In the light of recent events taking place in Iraq and the quick measures that the U.S. military has undertaken to ensure that Sinjar refugees are helped, the E.U. is also considering scaling up its involvement in Iraq. On Friday, an emergency meeting is planned so that foreign ministers can analyze the crisis and decide on a course of action. France has already announced its decision to ship weapons blessed by the Shiite-controlled government in Baghdad to Kurdish fighters.
It is still unclear how many European nations will decide to play a major military role to aid the Iraqi and Kurdish militants in stopping the IS militants threatening their citizens.

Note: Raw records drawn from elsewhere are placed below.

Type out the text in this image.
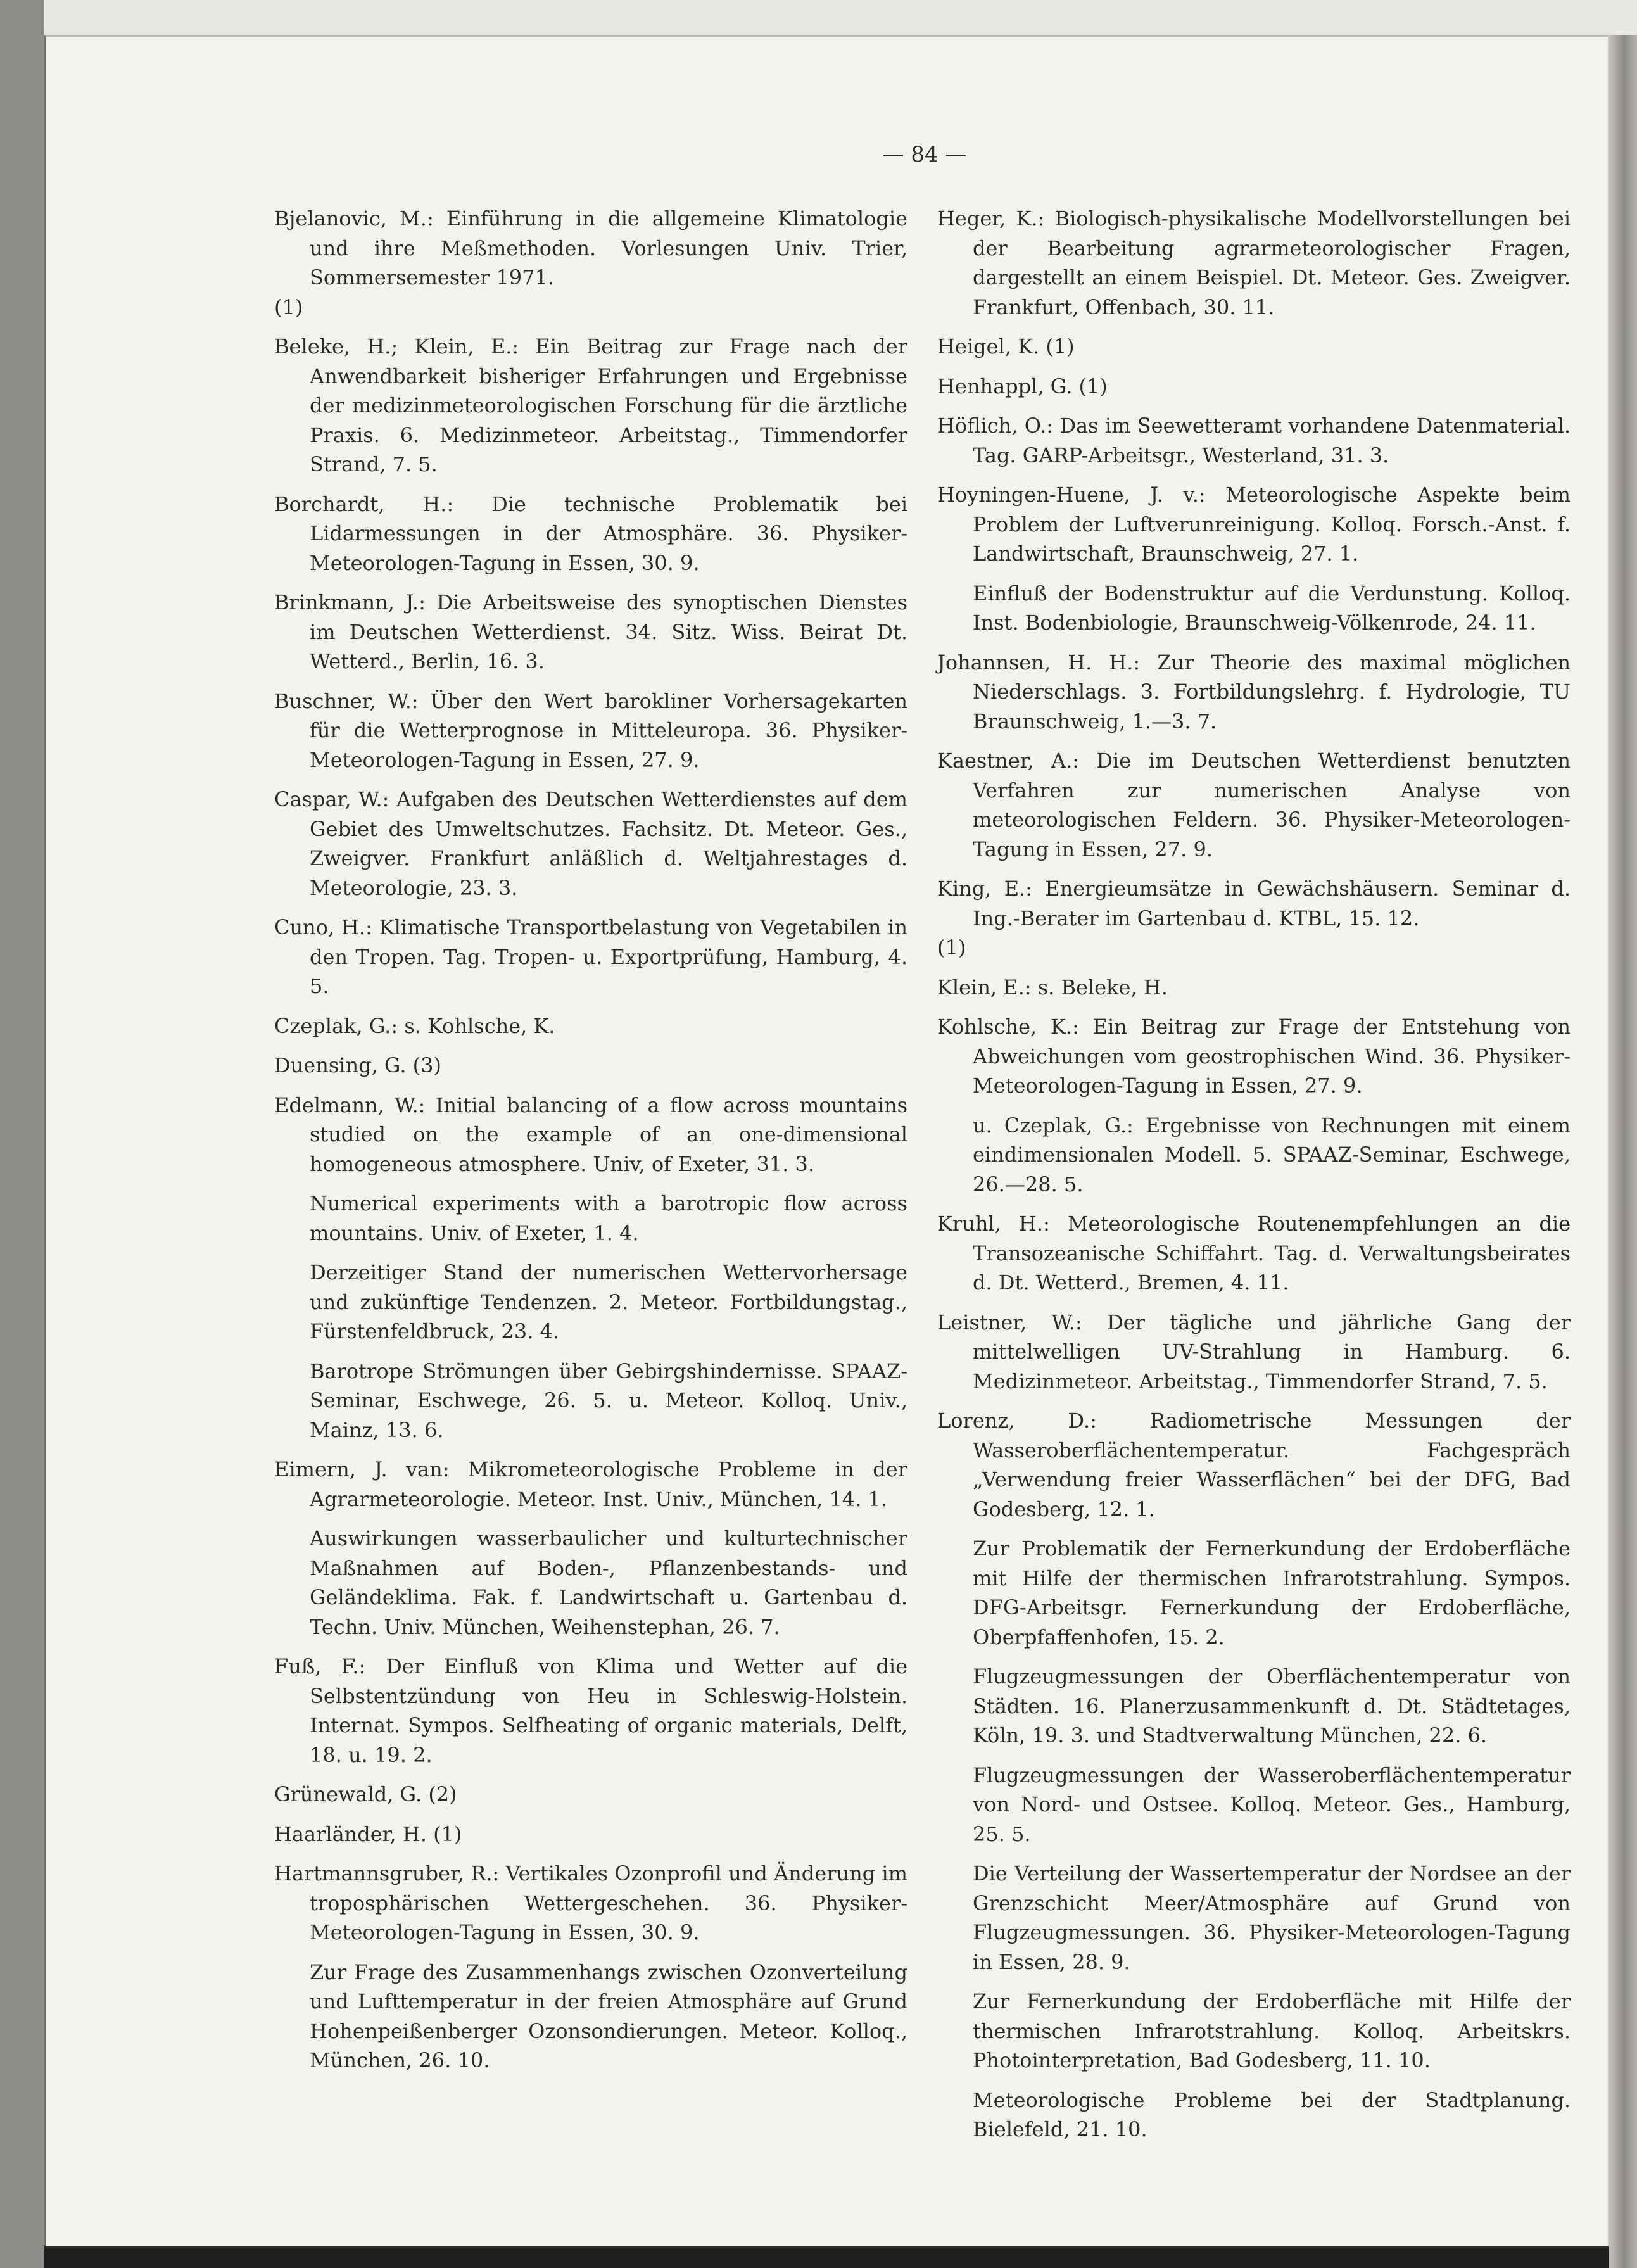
— 84 —
Bjelanovic, M.: Einführung in die allgemeine Klimatologie und ihre Meßmethoden. Vorlesungen Univ. Trier, Sommersemester 1971.
(1)
Beleke, H.; Klein, E.: Ein Beitrag zur Frage nach der Anwendbarkeit bisheriger Erfahrungen und Ergebnisse der medizinmeteorologischen Forschung für die ärztliche Praxis. 6. Medizinmeteor. Arbeitstag., Timmendorfer Strand, 7. 5.
Borchardt, H.: Die technische Problematik bei Lidarmessungen in der Atmosphäre. 36. Physiker-Meteorologen-Tagung in Essen, 30. 9.
Brinkmann, J.: Die Arbeitsweise des synoptischen Dienstes im Deutschen Wetterdienst. 34. Sitz. Wiss. Beirat Dt. Wetterd., Berlin, 16. 3.
Buschner, W.: Über den Wert barokliner Vorhersagekarten für die Wetterprognose in Mitteleuropa. 36. Physiker-Meteorologen-Tagung in Essen, 27. 9.
Caspar, W.: Aufgaben des Deutschen Wetterdienstes auf dem Gebiet des Umweltschutzes. Fachsitz. Dt. Meteor. Ges., Zweigver. Frankfurt anläßlich d. Weltjahrestages d. Meteorologie, 23. 3.
Cuno, H.: Klimatische Transportbelastung von Vegetabilen in den Tropen. Tag. Tropen- u. Exportprüfung, Hamburg, 4. 5.
Czeplak, G.: s. Kohlsche, K.
Duensing, G. (3)
Edelmann, W.: Initial balancing of a flow across mountains studied on the example of an one-dimensional homogeneous atmosphere. Univ, of Exeter, 31. 3.
Numerical experiments with a barotropic flow across mountains. Univ. of Exeter, 1. 4.
Derzeitiger Stand der numerischen Wettervorhersage und zukünftige Tendenzen. 2. Meteor. Fortbildungstag., Fürstenfeldbruck, 23. 4.
Barotrope Strömungen über Gebirgshindernisse. SPAAZ-Seminar, Eschwege, 26. 5. u. Meteor. Kolloq. Univ., Mainz, 13. 6.
Eimern, J. van: Mikrometeorologische Probleme in der Agrarmeteorologie. Meteor. Inst. Univ., München, 14. 1.
Auswirkungen wasserbaulicher und kulturtechnischer Maßnahmen auf Boden-, Pflanzenbestands- und Geländeklima. Fak. f. Landwirtschaft u. Gartenbau d. Techn. Univ. München, Weihenstephan, 26. 7.
Fuß, F.: Der Einfluß von Klima und Wetter auf die Selbstentzündung von Heu in Schleswig-Holstein. Internat. Sympos. Selfheating of organic materials, Delft, 18. u. 19. 2.
Grünewald, G. (2)
Haarländer, H. (1)
Hartmannsgruber, R.: Vertikales Ozonprofil und Änderung im troposphärischen Wettergeschehen. 36. Physiker-Meteorologen-Tagung in Essen, 30. 9.
Zur Frage des Zusammenhangs zwischen Ozonverteilung und Lufttemperatur in der freien Atmosphäre auf Grund Hohenpeißenberger Ozonsondierungen. Meteor. Kolloq., München, 26. 10.
Heger, K.: Biologisch-physikalische Modellvorstellungen bei der Bearbeitung agrarmeteorologischer Fragen, dargestellt an einem Beispiel. Dt. Meteor. Ges. Zweigver. Frankfurt, Offenbach, 30. 11.
Heigel, K. (1)
Henhappl, G. (1)
Höflich, O.: Das im Seewetteramt vorhandene Datenmaterial. Tag. GARP-Arbeitsgr., Westerland, 31. 3.
Hoyningen-Huene, J. v.: Meteorologische Aspekte beim Problem der Luftverunreinigung. Kolloq. Forsch.-Anst. f. Landwirtschaft, Braunschweig, 27. 1.
Einfluß der Bodenstruktur auf die Verdunstung. Kolloq. Inst. Bodenbiologie, Braunschweig-Völkenrode, 24. 11.
Johannsen, H. H.: Zur Theorie des maximal möglichen Niederschlags. 3. Fortbildungslehrg. f. Hydrologie, TU Braunschweig, 1.—3. 7.
Kaestner, A.: Die im Deutschen Wetterdienst benutzten Verfahren zur numerischen Analyse von meteorologischen Feldern. 36. Physiker-Meteorologen-Tagung in Essen, 27. 9.
King, E.: Energieumsätze in Gewächshäusern. Seminar d. Ing.-Berater im Gartenbau d. KTBL, 15. 12.
(1)
Klein, E.: s. Beleke, H.
Kohlsche, K.: Ein Beitrag zur Frage der Entstehung von Abweichungen vom geostrophischen Wind. 36. Physiker-Meteorologen-Tagung in Essen, 27. 9.
u. Czeplak, G.: Ergebnisse von Rechnungen mit einem eindimensionalen Modell. 5. SPAAZ-Seminar, Eschwege, 26.—28. 5.
Kruhl, H.: Meteorologische Routenempfehlungen an die Transozeanische Schiffahrt. Tag. d. Verwaltungsbeirates d. Dt. Wetterd., Bremen, 4. 11.
Leistner, W.: Der tägliche und jährliche Gang der mittelwelligen UV-Strahlung in Hamburg. 6. Medizinmeteor. Arbeitstag., Timmendorfer Strand, 7. 5.
Lorenz, D.: Radiometrische Messungen der Wasseroberflächentemperatur. Fachgespräch „Verwendung freier Wasserflächen“ bei der DFG, Bad Godesberg, 12. 1.
Zur Problematik der Fernerkundung der Erdoberfläche mit Hilfe der thermischen Infrarotstrahlung. Sympos. DFG-Arbeitsgr. Fernerkundung der Erdoberfläche, Oberpfaffenhofen, 15. 2.
Flugzeugmessungen der Oberflächentemperatur von Städten. 16. Planerzusammenkunft d. Dt. Städtetages, Köln, 19. 3. und Stadtverwaltung München, 22. 6.
Flugzeugmessungen der Wasseroberflächentemperatur von Nord- und Ostsee. Kolloq. Meteor. Ges., Hamburg, 25. 5.
Die Verteilung der Wassertemperatur der Nordsee an der Grenzschicht Meer/Atmosphäre auf Grund von Flugzeugmessungen. 36. Physiker-Meteorologen-Tagung in Essen, 28. 9.
Zur Fernerkundung der Erdoberfläche mit Hilfe der thermischen Infrarotstrahlung. Kolloq. Arbeitskrs. Photointerpretation, Bad Godesberg, 11. 10.
Meteorologische Probleme bei der Stadtplanung. Bielefeld, 21. 10.
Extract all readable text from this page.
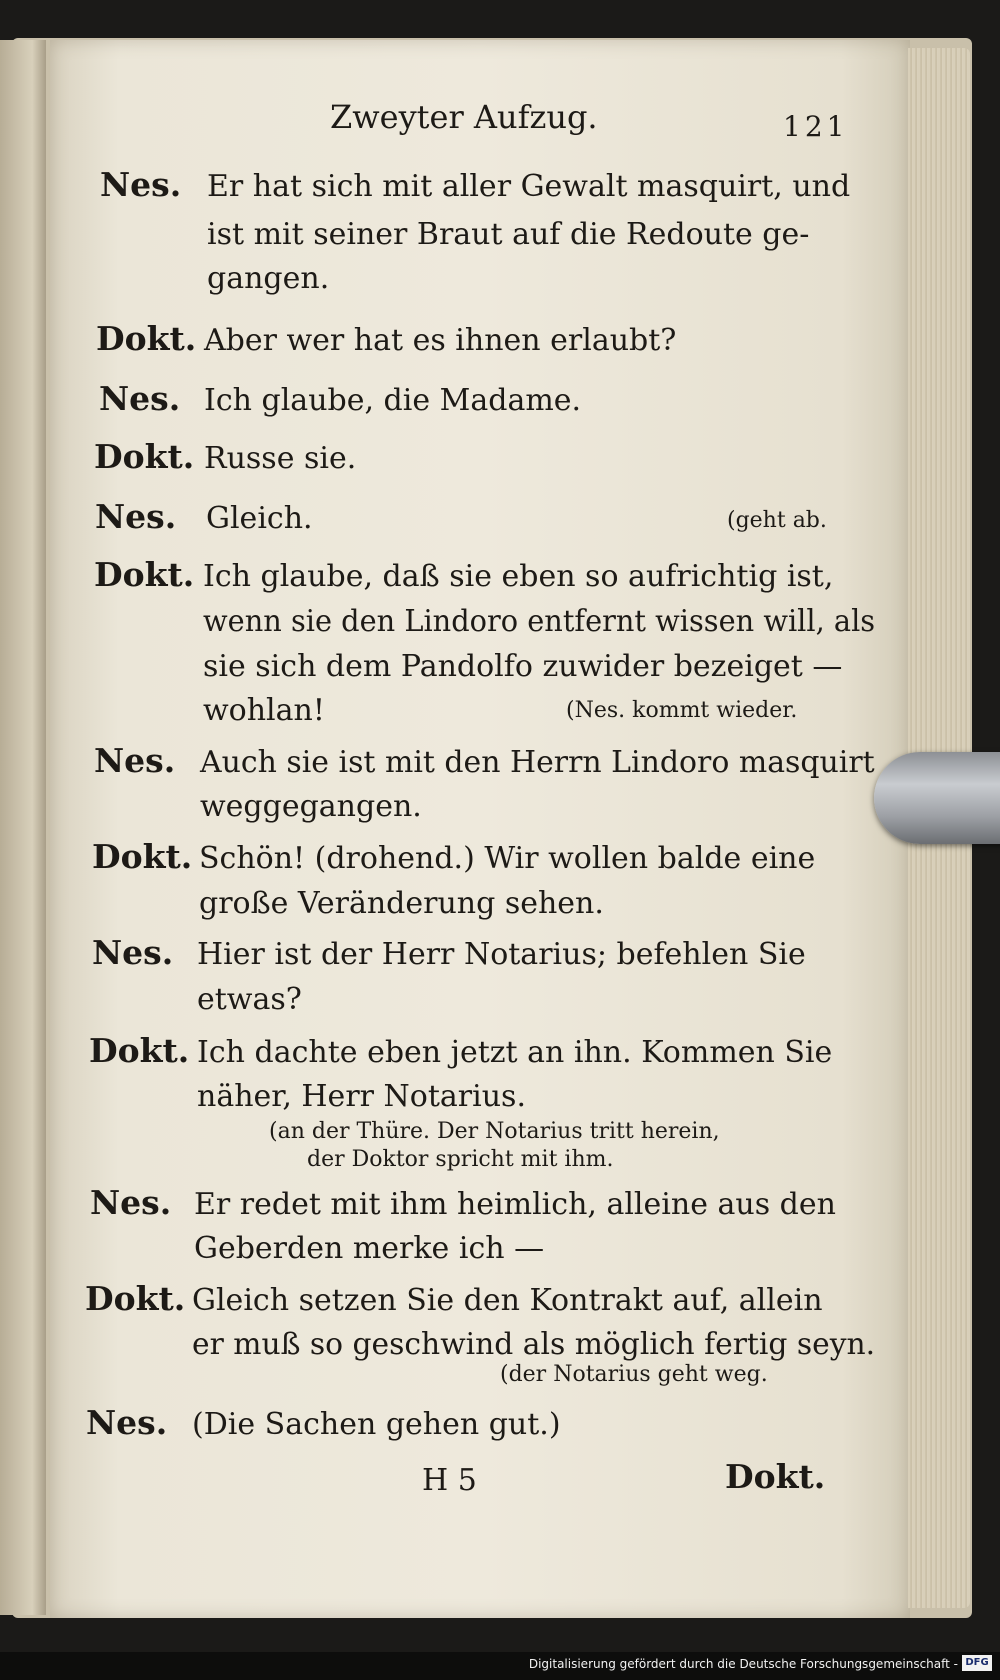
Digitalisierung gefördert durch die Deutsche Forschungsgemeinschaft - DFG
Zweyter Aufzug.	121
Nes. Er hat sich mit aller Gewalt masquirt, und
ist mit seiner Braut auf die Redoute ge-
gangen.
Dokt. Aber wer hat es ihnen erlaubt?
Nes. Ich glaube, die Madame.
Dokt. Russe sie.
Nes. Gleich.	(geht ab.
Dokt. Ich glaube, daß sie eben so aufrichtig ist,
wenn sie den Lindoro entfernt wissen will, als
sie sich dem Pandolfo zuwider bezeiget —
wohlan!	(Nes. kommt wieder.
Nes. Auch sie ist mit den Herrn Lindoro masquirt
weggegangen.
Dokt. Schön! (drohend.) Wir wollen balde eine
große Veränderung sehen.
Nes. Hier ist der Herr Notarius; befehlen Sie
etwas?
Dokt. Ich dachte eben jetzt an ihn. Kommen Sie
näher, Herr Notarius.
(an der Thüre. Der Notarius tritt herein,
der Doktor spricht mit ihm.
Nes. Er redet mit ihm heimlich, alleine aus den
Geberden merke ich —
Dokt. Gleich setzen Sie den Kontrakt auf, allein
er muß so geschwind als möglich fertig seyn.
(der Notarius geht weg.
Nes. (Die Sachen gehen gut.)
H 5	Dokt.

While France has already informed the public that an agreement had been reached between them and the Iraqi government, which involved the immediate delivery of arms to Kurdish authorities, other nations haven’t been so forthcoming with their plans.
Kurdish fighters have been having a difficult time in repelling Islamic State attacks. IS has already gained control of important areas in Syria and Iraq over the previous months. The U.S. has been seeking international support for their military support in Iraq. They also suggested that Kurdish forces receive ammunition and arms from other nations that support their cause.
Laurent Fabius, France Foreign Minister, asked his EU counterparts on Tuesday to consider interrupting their holidays and returning to Brussels so that this important issue can be discussed.
Lubomir Zaoralek, Czech Foreign Minister already informed the public that the government had been discussing the preparation of military supplies that were intended for Kurdish forces. As the Kurds currently use many former Soviet weaponry, supplies from the Czech republic, a former member state of the Soviet bloc, could come in handy.
Italy is also considering the matter, and according to a spokesman for the Foreign Affairs Ministry, the government is already looking t possibilities of supporting the Kurdistan government from a military standpoint.
Other EU members didn’t seem eager to involve themselves in the conflict: the U.K. has no intention at the moment to send arms or supplies to the Kurds (according to David Cameron, U.K. Prime Minister) but that they would contribute in transporting arms from other countries.
Germany is insisting on supplying northern Iraq military with nonlethal supplies. Ursula von der Leyen, German Defense Minister, expressed Germany’s concern with the speed and brutality that the Islamic State has been showing.
The only problem that the EU faces is the possibility that the weapons fall into the wrong hands. So the obvious question is how far European support for Iraq can go.